YOU GET A SAY – JUST ASK!

Then Jesus said to them, “Suppose you have a friend, and you go to him at midnight and say, ‘Friend, lend me three loaves of bread; a friend of mine on a journey has come to me, and I have no food to offer him.’ And suppose the one inside answers, ‘Don’t bother me. The door is already locked, and my children and I are in bed. I can’t get up and give you anything.’ I tell you, even though he will not get up and give you the bread because of friendship, yet because of your shameless audacity he will surely get up and give you as much as you need. “So I say to you: Ask and it will be given to you; seek and you will find; knock and the door will be opened to you.  For everyone who asks receives; the one who seeks finds; and to the one who knocks, the door will be opened.” (Luke 11:5-10 NIV)

Do you have something that you want to do?  Try asking.  Apparently Jesus responds to shameless audacity!

It’s worth noting that the request that got answered was not self-focused.  This request was for help to be able to meet someone else’s need. As divine nobility, we have both great privilege and great responsibility.  Jesus’s Great Commission was all about reaching out to the world around us.  If our dreams have lots of “I want” in them, then maybe it’s time to broaden their scope a little.

DO WHAT YOU CAN RIGHT NOW WITH WHAT YOU HAVE

Some of us have some pretty definite ideas of what we want to do, but it seems so far off that it’s discouraging.  What then?  The sinful woman who anointed Jesus was in this state.

No one sets out in life to be known as “the sinful woman.” Her dreams had been long since trampled.  I’m sure no one was more disappointed than she was by her own behavior and the results.  There just wasn’t enough time to turn it around; she had lived a lifetime already.  She was trapped by her own reputation, and she had no one to blame but herself.

Maybe she felt like leaving it all behind and joining the crowd that followed Jesus around but was afraid she would damage the Jesus’s reputation by her presence.  Maybe she was too ashamed.  Maybe she was too proud and worried about what the people who followed Jesus would say about her.

After some thought, she decided to give Jesus a moment, a memory.  She took an expensive jar of perfume, and crashed a dinner party.  She found Jesus at the table, and poured it on him there.  It must have been a dramatic moment; an unforgettable moment.  This is what Jesus said.  “She did what she could. She poured perfume on my body beforehand to prepare for my burial. Truly I tell you, wherever the gospel is preached throughout the world, what she has done will also be told, in memory of her.” (Mark 14: 8-9 NIV)

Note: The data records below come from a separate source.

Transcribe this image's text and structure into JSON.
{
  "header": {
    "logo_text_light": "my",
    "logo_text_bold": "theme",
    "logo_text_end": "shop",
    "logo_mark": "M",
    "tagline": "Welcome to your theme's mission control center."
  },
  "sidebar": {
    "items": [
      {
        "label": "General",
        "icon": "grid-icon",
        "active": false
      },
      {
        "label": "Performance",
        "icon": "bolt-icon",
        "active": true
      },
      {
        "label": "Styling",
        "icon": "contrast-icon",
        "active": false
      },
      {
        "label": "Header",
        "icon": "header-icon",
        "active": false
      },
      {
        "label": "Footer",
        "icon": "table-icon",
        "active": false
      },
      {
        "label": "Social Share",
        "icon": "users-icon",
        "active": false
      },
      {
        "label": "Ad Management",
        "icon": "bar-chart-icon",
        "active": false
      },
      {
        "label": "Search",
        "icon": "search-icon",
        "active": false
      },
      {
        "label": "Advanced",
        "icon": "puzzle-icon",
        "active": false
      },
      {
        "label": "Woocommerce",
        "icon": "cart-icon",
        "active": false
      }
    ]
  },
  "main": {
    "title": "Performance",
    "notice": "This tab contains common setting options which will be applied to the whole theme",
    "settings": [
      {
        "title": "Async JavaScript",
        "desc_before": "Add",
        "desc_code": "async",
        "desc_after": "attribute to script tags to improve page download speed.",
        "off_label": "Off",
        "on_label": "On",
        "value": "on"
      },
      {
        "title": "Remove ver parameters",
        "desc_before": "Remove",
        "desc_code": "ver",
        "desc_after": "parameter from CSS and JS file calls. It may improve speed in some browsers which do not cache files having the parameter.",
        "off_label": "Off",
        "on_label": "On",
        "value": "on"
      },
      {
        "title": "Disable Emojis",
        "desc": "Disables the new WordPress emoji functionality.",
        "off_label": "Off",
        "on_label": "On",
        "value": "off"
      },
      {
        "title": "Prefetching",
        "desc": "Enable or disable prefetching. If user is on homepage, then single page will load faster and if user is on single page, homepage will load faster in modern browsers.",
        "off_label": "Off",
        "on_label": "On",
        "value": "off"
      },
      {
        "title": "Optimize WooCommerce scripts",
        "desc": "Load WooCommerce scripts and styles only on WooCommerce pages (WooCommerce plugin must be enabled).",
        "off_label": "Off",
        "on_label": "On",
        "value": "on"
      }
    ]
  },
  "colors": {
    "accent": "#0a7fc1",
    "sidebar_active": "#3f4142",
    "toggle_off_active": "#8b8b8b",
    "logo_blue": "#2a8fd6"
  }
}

Calling Graph2She did what she could do, right now, with what she had.  For Jesus, that was more than enough.  Our calling may have complicated dreams and future plans, but sometimes our calling is in a moment, in a single act.  What can I do right now, with what I have in my hand?  If we will just do that, we will gain the pleasure of our Father.  So often we over-complicate things when God is calling us to the simple, faithful acts of serving his people.  As we serve people, we serve Jesus.  Let’s not overlook the power and significance in these small moments.

Questions to consider:

* What can I do with the time, talent, ability, and resource I have right now?

* What gives me a yes in my spirit when I get involved?

* Am I waiting for God to open a door when God is on the other side, waiting for me to knock?